Documentation
¶
Overview ¶
Package data provides primitives for representing and organizing the given data sets. In addition to the traditional sharded data set, it supports a partitioned data set where the data is split into multiple data partitions across nodes in the cluster.
Index ¶
Constants ¶
This section is empty.
Variables ¶
This section is empty.
Functions ¶
This section is empty.
Types ¶
type Dataset ¶
type Dataset interface { // Getitem retrieves a data sample with the given arguments. This must provide // an index identifying the scheduled data sample and its size.
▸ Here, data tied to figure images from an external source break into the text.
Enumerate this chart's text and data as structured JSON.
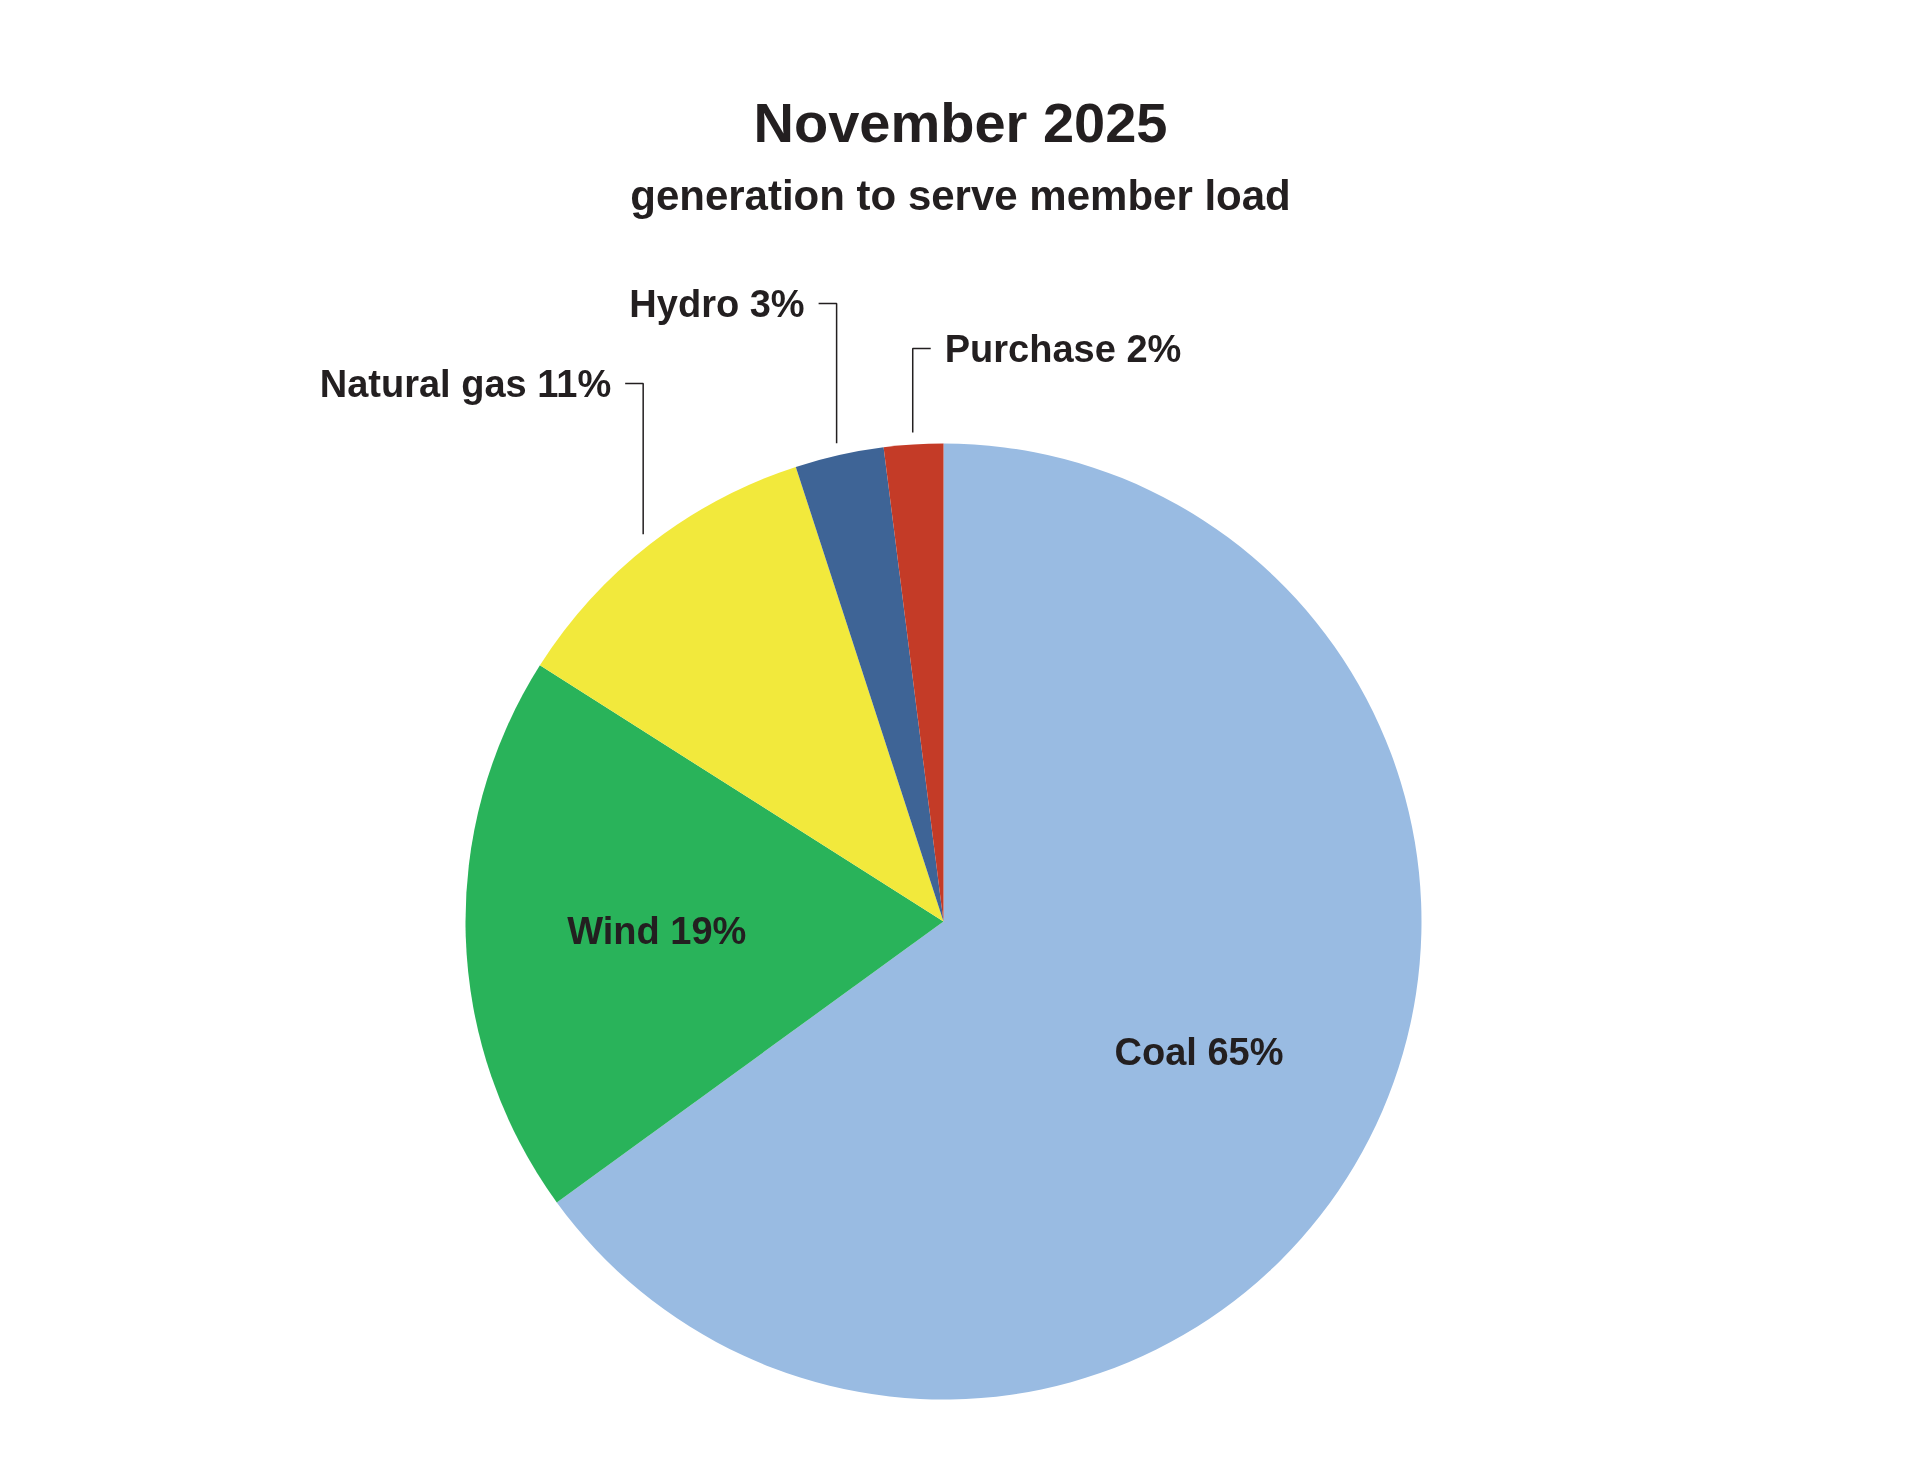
{
  "chart_data": {
    "type": "pie",
    "title": "November 2025",
    "subtitle": "generation to serve member load",
    "categories": [
      "Coal",
      "Wind",
      "Natural gas",
      "Hydro",
      "Purchase"
    ],
    "values": [
      65,
      19,
      11,
      3,
      2
    ],
    "value_labels": [
      "65%",
      "19%",
      "11%",
      "3%",
      "2%"
    ],
    "colors": [
      "#99bbe2",
      "#29b35a",
      "#f2e93c",
      "#3e6496",
      "#c43b27"
    ]
  }
}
Getitem(rank, size int) (int, int) // Rand retrieves an arbitrary data sample from the data set. Rand(rank int) (int, int) // OnEpochEnd is called at the end of an epoch during training. OnEpochEnd(epoch int64) // OnTrainEnd terminates the training environment. OnTrainEnd() }
Dataset represents the given data set. All implementations must embed DatasetBase for forward compatibility.
type DatasetBase ¶
type DatasetBase struct { }
DatasetBase must be embedded to have forward compatible implementations.
func (DatasetBase) Getitem ¶
func (DatasetBase) Getitem(rank, size int) (_, _ int)
func (DatasetBase) OnEpochEnd ¶
func (DatasetBase) OnEpochEnd(epoch int64)
func (DatasetBase) OnTrainEnd ¶
func (DatasetBase) OnTrainEnd()
func (DatasetBase) Rand ¶
func (DatasetBase) Rand(rank int) (_, _ int)
type PartitionedDataset ¶
type PartitionedDataset struct { DatasetBase // contains filtered or unexported fields }
PartitionedDataset represents a partitioned data set where each of the nodes in the cluster holds only a portion of the given data set.
func NewPartitionedDataset ¶
func NewPartitionedDataset(sizes, groups []int) *PartitionedDataset
NewPartitionedDataset creates a new partitioned data set with the given arguments.
func (*PartitionedDataset) Getitem ¶
func (d *PartitionedDataset) Getitem(rank, size int) (_, _ int)
Getitem looks for the data sample with the size nearest to the given size in the partition with the given rank.
func (*PartitionedDataset) OnEpochEnd ¶
func (d *PartitionedDataset) OnEpochEnd(epoch int64)
OnEpochEnd restores the data partitions.
func (*PartitionedDataset) OnTrainEnd ¶
func (d *PartitionedDataset) OnTrainEnd()
OnTrainEnd terminates the training environment.
func (*PartitionedDataset) Rand ¶
func (d *PartitionedDataset) Rand(rank int) (_, _ int)
Rand selects a random data sample from the data set.
type Sample ¶
Sample represents a single data sample in the dataset.
type ShardedDataset ¶
type ShardedDataset struct { DatasetBase // contains filtered or unexported fields }
ShardedDataset represents a sharded data set where every node in the cluster has a replica of the given data set; hence it ignores rank when looking for the data sample.
func NewShardedDataset ¶
func NewShardedDataset(sizes []int) *ShardedDataset
NewShardedDataset creates a new sharded data set with the given argument.
func (*ShardedDataset) Getitem ¶
func (d *ShardedDataset) Getitem(rank, size int) (_, _ int)
Getitem looks for the data sample with the size nearest to the given size.
func (*ShardedDataset) OnEpochEnd ¶
func (d *ShardedDataset) OnEpochEnd(epoch int64)
OnEpochEnd restores the data samples.
func (*ShardedDataset) OnTrainEnd ¶
func (d *ShardedDataset) OnTrainEnd()
OnTrainEnd terminates the training environment.
func (*ShardedDataset) Rand ¶
func (d *ShardedDataset) Rand(rank int) (_, _ int)
Rand selects a random data sample from the data set.